The 60-day review clock in the Congressional Review Act doesn’t start ticking until the later of two events: the date the rule is published (if that is otherwise required) or when Congress and GAO receive a report on it with a copy of the rule. If previously unsubmitted rules are sent to Congress now, Congress will then get a chance to review them using the Congressional Review Act procedures that they should have had at an earlier date. A study from the special counsel to Administrative Conference of the United States indicated the number of vulnerable rules could be in the thousands.
While most of the rules that were not submitted are minor in consequence, others carry major impacts. Cause of Action Institute identified more than 800 significant rules that were not submitted to Congress for review. Another study from the Brookings Institute found that Congress was never given the chance to review hundreds of significant rules that were published in the Federal Register alone.

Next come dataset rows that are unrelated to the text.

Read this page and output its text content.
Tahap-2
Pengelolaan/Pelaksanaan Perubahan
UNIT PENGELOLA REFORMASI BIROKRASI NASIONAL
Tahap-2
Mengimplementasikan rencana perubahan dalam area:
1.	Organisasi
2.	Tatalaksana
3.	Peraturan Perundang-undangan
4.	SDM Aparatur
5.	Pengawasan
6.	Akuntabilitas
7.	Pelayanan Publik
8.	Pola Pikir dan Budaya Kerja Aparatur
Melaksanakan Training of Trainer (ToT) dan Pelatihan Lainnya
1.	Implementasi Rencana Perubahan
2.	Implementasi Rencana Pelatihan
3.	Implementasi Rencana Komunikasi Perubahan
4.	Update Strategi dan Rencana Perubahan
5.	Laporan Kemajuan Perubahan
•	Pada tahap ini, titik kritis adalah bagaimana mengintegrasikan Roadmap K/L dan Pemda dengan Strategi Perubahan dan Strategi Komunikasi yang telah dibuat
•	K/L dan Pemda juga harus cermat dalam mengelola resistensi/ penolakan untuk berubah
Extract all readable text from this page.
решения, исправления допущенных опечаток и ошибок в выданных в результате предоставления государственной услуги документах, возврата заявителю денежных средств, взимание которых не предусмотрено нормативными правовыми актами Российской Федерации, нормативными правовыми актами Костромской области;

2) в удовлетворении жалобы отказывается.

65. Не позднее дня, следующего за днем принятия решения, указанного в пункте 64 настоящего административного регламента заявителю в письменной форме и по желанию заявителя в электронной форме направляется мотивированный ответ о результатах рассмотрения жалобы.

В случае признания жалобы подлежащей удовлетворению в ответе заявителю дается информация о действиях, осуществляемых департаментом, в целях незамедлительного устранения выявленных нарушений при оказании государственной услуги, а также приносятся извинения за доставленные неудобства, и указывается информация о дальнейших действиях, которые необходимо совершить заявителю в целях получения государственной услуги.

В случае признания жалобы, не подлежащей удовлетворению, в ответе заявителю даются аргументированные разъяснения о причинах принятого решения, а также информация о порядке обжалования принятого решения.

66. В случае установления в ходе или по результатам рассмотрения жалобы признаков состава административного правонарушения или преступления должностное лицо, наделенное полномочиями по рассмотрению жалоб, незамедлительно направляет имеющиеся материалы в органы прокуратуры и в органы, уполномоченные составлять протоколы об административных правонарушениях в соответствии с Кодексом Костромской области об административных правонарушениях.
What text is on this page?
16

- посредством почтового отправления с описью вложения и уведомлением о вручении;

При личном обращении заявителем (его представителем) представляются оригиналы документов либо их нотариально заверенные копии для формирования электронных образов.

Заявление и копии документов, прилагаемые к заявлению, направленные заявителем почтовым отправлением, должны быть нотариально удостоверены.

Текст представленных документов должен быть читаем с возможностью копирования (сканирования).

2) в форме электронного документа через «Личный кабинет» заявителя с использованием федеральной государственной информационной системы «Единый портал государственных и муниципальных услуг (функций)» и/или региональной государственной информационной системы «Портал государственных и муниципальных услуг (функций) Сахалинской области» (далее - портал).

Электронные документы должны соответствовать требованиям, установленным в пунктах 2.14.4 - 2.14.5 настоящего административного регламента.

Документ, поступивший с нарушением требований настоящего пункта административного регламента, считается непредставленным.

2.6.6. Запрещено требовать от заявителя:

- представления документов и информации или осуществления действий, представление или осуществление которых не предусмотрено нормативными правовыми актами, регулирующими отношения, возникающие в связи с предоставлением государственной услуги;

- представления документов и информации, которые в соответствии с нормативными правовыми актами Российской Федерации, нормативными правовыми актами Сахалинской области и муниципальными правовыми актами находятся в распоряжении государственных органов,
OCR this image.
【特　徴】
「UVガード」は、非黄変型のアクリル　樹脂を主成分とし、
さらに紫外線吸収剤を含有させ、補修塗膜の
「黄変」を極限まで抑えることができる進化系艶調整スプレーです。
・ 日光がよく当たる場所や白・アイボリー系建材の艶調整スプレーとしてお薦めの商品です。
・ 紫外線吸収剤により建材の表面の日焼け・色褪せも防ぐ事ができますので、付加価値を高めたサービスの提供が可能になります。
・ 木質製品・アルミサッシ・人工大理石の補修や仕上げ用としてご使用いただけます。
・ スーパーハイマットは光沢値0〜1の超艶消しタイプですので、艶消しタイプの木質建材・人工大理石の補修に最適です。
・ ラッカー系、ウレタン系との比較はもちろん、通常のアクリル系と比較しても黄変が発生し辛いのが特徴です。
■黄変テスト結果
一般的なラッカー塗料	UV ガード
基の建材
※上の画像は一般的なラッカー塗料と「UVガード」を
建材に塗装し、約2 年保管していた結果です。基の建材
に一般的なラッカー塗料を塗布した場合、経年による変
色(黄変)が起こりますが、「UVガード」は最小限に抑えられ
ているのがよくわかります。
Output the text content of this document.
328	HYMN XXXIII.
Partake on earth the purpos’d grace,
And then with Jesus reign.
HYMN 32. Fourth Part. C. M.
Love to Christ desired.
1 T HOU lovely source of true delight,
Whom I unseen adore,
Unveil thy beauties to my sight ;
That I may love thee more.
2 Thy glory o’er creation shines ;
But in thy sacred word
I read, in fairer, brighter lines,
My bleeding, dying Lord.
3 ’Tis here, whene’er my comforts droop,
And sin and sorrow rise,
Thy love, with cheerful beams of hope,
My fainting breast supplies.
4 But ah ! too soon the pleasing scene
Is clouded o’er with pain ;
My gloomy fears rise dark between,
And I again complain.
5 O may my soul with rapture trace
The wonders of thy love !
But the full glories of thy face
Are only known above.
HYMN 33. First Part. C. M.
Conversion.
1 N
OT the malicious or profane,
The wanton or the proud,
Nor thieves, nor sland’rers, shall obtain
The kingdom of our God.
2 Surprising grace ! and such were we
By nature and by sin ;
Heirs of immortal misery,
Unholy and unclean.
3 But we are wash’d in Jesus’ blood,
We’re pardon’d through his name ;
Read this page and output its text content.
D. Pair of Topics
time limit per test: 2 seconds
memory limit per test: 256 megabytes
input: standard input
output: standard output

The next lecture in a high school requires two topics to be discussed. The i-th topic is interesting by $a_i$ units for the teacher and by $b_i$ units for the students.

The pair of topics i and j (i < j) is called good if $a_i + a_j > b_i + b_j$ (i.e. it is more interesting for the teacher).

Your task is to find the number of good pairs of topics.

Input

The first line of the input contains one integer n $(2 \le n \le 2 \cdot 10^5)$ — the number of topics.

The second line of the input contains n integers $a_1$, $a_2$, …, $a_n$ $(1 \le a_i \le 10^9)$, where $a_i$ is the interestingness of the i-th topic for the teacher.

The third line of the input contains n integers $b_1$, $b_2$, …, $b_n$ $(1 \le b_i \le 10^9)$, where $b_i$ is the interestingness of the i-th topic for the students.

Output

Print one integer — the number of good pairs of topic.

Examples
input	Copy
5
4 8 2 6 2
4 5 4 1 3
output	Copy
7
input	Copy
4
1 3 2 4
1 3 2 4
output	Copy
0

“The time to review unsubmitted rules hasn’t begun yet,” Gaziano said. “The CRA still requires that they be submitted to Congress, and at that point, Congress can consider what to do with them. So the window to use the CRA to overrule many regulations from the Obama administration hasn’t closed. Indeed, it hasn’t even begun until those rules are sent to Congress.”
The administration should work with Congress to determine which old rules should be sent to Congress to go into effect and which Congress should consider overruling. Only those who prefer unelected bureaucrats to govern America could opposed our democratically elected lawmakers in Congress exercising this important oversight of agency rulemaking.